Моджи стоило отдать должное - она умела быть дипломатом и стратегом, что и немудрено. Она не лезла с расспросами, хотя только слепой и не знающий Цезаря человек не сумел бы заметить, каким сумрачным и серым стало его лицо; она не вела себя так, будто сочувствует и сожалеет, что сделало бы невозможным общение в принципе, поскольку невыносимо раздражало Эйвери. Она просто была, что называется, "на своей волне" - и это сейчас было именно тем, что более всего подходило Цезарю - а там как знать, возможно, ему удастся подхватить ее волну?
- По крайней мере, попытаемся, - ободряюще буркнул Цезарь, сосредоточенно высматривая у себя под ногами потенциальные опасности. Он не был слишком частым гостем на катке, поэтому ему оставалось надеяться лишь на природную грацию и умение держать равновесие - да и то, лишь в самой малой мере. - Я тоже, знаешь ли, не фигурист со стажем. Но... никогда не поздно начать, верно? Давай, держись за меня, - милостиво решил Эйвери, подхватывая Моджи за руку. Возможно, это было и не так на самом деле, но ему казалось, что выглядит, да и стоит он поувереннее. Кстати говоря, куда меньше уверенности он испытывал, оказавшись впервые на сцене перед алчущей публикой, готовящийся снять с себя практически всю одежду.
"Солнце, а ты знаешь, что через десять дней я вообще могу оказаться за решеткой?" - мысленно съехидничал Цезарь, но вслух предпочел умолчать о сём досадном факте, лишь коротко, ободряюще приподняв уголки губ в тяжелой, практически свинцовой, но вполне искренней улыбке.
- Интересно, это кто ж мне сделал такую рекламу, как организатору лучших дней рождения? - кажется, улыбка стала выходить более расслабленной - возможно, потому, что все напряжение молниеносно направилось на ноги, ведь именно там сейчас было сосредоточено почти все внимание Цезаря, и лишь толика его все еще принадлежала Имоджен и теме обсуждения. Цезарь делал аккуратные шаги, которые пока что мало походили на естественное скольжение, и вообще не походили никоим образом на искусство. Впрочем, никто на это и не претендовал. - Уж не мой ли братец рассказал тебе, как я его отхэппибездил? - о да, занятнейший был вечерок.
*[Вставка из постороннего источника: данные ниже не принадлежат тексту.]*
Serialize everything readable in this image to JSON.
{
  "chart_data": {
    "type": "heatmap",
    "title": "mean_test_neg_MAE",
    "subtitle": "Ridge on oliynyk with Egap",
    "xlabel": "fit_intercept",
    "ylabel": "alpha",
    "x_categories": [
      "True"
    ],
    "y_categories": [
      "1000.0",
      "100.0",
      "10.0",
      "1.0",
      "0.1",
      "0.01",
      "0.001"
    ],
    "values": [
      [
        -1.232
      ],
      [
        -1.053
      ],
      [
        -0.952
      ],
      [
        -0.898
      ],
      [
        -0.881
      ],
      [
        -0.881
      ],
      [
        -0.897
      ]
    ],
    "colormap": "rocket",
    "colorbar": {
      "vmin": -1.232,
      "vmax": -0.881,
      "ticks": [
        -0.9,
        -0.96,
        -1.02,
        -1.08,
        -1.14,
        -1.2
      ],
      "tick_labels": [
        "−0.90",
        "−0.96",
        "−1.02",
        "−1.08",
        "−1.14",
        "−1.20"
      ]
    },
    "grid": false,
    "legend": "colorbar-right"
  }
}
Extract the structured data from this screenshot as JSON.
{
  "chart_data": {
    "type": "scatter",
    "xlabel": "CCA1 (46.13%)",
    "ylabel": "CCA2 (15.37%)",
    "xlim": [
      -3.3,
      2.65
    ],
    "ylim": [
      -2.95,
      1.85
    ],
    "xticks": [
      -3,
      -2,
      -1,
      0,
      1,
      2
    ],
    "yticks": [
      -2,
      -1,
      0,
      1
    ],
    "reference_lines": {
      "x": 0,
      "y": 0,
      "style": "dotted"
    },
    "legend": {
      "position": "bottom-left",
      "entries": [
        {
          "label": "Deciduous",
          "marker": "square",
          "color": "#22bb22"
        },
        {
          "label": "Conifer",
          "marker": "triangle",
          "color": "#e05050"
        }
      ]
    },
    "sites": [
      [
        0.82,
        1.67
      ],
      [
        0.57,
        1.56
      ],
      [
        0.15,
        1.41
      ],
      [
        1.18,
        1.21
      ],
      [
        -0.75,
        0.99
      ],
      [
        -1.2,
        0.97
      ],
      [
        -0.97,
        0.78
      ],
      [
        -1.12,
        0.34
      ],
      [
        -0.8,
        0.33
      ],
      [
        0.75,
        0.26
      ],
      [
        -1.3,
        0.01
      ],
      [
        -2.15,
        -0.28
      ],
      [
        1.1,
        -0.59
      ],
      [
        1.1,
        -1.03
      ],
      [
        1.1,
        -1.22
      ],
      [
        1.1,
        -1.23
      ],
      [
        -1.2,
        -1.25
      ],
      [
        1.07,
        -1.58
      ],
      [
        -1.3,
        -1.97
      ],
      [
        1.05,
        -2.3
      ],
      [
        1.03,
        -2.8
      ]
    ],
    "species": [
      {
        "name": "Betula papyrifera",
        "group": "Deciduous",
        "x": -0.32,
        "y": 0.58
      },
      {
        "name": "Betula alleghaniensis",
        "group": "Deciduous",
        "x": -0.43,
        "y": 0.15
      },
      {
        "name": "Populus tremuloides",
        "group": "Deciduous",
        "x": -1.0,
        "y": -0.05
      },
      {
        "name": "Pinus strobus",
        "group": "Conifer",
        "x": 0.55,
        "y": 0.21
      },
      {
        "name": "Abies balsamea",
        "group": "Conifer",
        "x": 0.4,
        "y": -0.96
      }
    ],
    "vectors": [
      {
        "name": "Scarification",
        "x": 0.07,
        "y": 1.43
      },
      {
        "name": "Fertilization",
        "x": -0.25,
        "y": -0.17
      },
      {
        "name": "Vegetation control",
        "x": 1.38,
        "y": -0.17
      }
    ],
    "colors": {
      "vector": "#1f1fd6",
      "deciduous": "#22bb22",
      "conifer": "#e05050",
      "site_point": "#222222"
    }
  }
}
В тот день родился Лукас, но погибла добрая половина его нервных клеток, а прицепом - и нервных клеток его подружки, - воспоминание об этом вызвало едва-заметную тень ехидцы в выражении лица молодого человека. В этот эпохальный момент мимо неуверенно держащейся на коньках парочки со свистом пронеслась шумная гурьба школьников и толи ветром, толи самим осознанием того, что их могли бы попросту сбить с ног и не заметить, но Цезаря нехило так передернуло. Пара взмахов свободной рукой в воздухе, разъехавшиеся в разные стороны ноги и, кажется, шаткое, неуверенное, готовое в любой момент помахать платочком, равновесие. - "несколько минут позора, пара переломов, и твой День Рождения мы будем обсуждать в уютной и светлой палате больницы Сан-Франциско..."? - осторожно смеясь, чтобы сотрясанием грудной клетки не сделать себе же хуже, процитировал приятельницу Цезарь, сменив утвердительную интонацию на вопросительную. - Кажется, не только обсуждать, но и празновать...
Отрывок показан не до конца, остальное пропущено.